Driving Ahead with Copper
So far this year, capital markets activity has been abysmal. Corporate activity for deals over $25 million fell almost 50% compared to the year before in the first three months of this year.
However, copper transaction volumes are up about 30%. Just last week, word that copper producer First Quantum was informally approached by Barrick Gold made the press. Mark Bristow, Barrick Gold’s CEO, has been quoted saying that owning copper output is critical “if you want to be relevant.”
Most recently, Hudbay Minerals acquired Copper Mountain for US$439 million while Lundin Mining bought a controlling stake in the Caserones copper mine in Chile for US$950 million in March.
Copper will be in high demand for decades. Vehicle electrification will require significantly more copper than traditional combustible vehicles have used in the past. Today, the average gasoline-powered car uses 20kg of copper. Conversely, a hybrid requires 40kg of copper while a full electric car uses roughly 80kg.

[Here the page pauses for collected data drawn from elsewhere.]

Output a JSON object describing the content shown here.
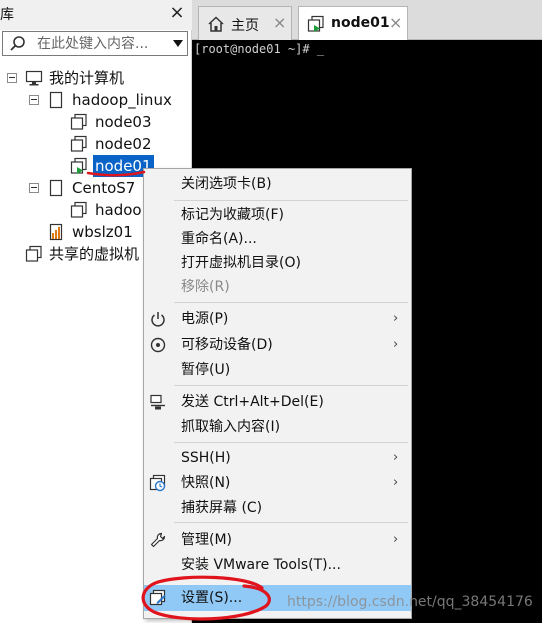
{
  "library": {
    "title": "库",
    "close": "×",
    "search": {
      "placeholder": "在此处键入内容..."
    },
    "tree": {
      "root": "我的计算机",
      "group1": "hadoop_linux",
      "vm1": "node03",
      "vm2": "node02",
      "vm3": "node01",
      "group2": "CentoS7",
      "vm4": "hadoo",
      "vm5": "wbslz01",
      "shared": "共享的虚拟机"
    }
  },
  "tabs": {
    "home": {
      "label": "主页",
      "close": "×"
    },
    "node": {
      "label": "node01",
      "close": "×"
    }
  },
  "terminal": {
    "line": "[root@node01 ~]# _"
  },
  "menu": {
    "close_tab": "关闭选项卡(B)",
    "favorite": "标记为收藏项(F)",
    "rename": "重命名(A)...",
    "open_dir": "打开虚拟机目录(O)",
    "remove": "移除(R)",
    "power": "电源(P)",
    "removable": "可移动设备(D)",
    "pause": "暂停(U)",
    "send_cad": "发送 Ctrl+Alt+Del(E)",
    "grab_input": "抓取输入内容(I)",
    "ssh": "SSH(H)",
    "snapshot": "快照(N)",
    "capture": "捕获屏幕 (C)",
    "manage": "管理(M)",
    "install_tools": "安装 VMware Tools(T)...",
    "settings": "设置(S)...",
    "submenu_arrow": "›"
  },
  "watermark": "https://blog.csdn.net/qq_38454176",
  "colors": {
    "selection": "#0a64c8",
    "hover": "#90c8f6",
    "annotation": "#e0141c",
    "terminal_bg": "#000000"
  }
}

Currently, 3% of global vehicle sales are electric. By 2025, that figure will reach 10%, then 28% in 2030, and 58% by 2040. Because of this growth, McKinsey & Co. estimates that there will be 36.6 million tonnes of copper demanded by 2031 yet only 30.1 million tonnes of supply, leaving a significant shortage that will push prices higher.
Global miners are scouring the globe for copper. The two big mining companies, BHP Billiton and Rio Tinto, have both been active scooping up copper companies. BHP recently bought Oz Minerals for a 49% premium while Rio Tinto acquired the rest of Turquoise Hill it did not already own for a 67% premium to the last closing price before the bid was unveiled.
Our clients own several copper stocks. Many say that commodity stocks are ideal short-term trades rather than long-term investments. However, we expect the larger companies to continue their spending spree to acquire additional copper supply. For that reason, we will be long-term holders of our positions.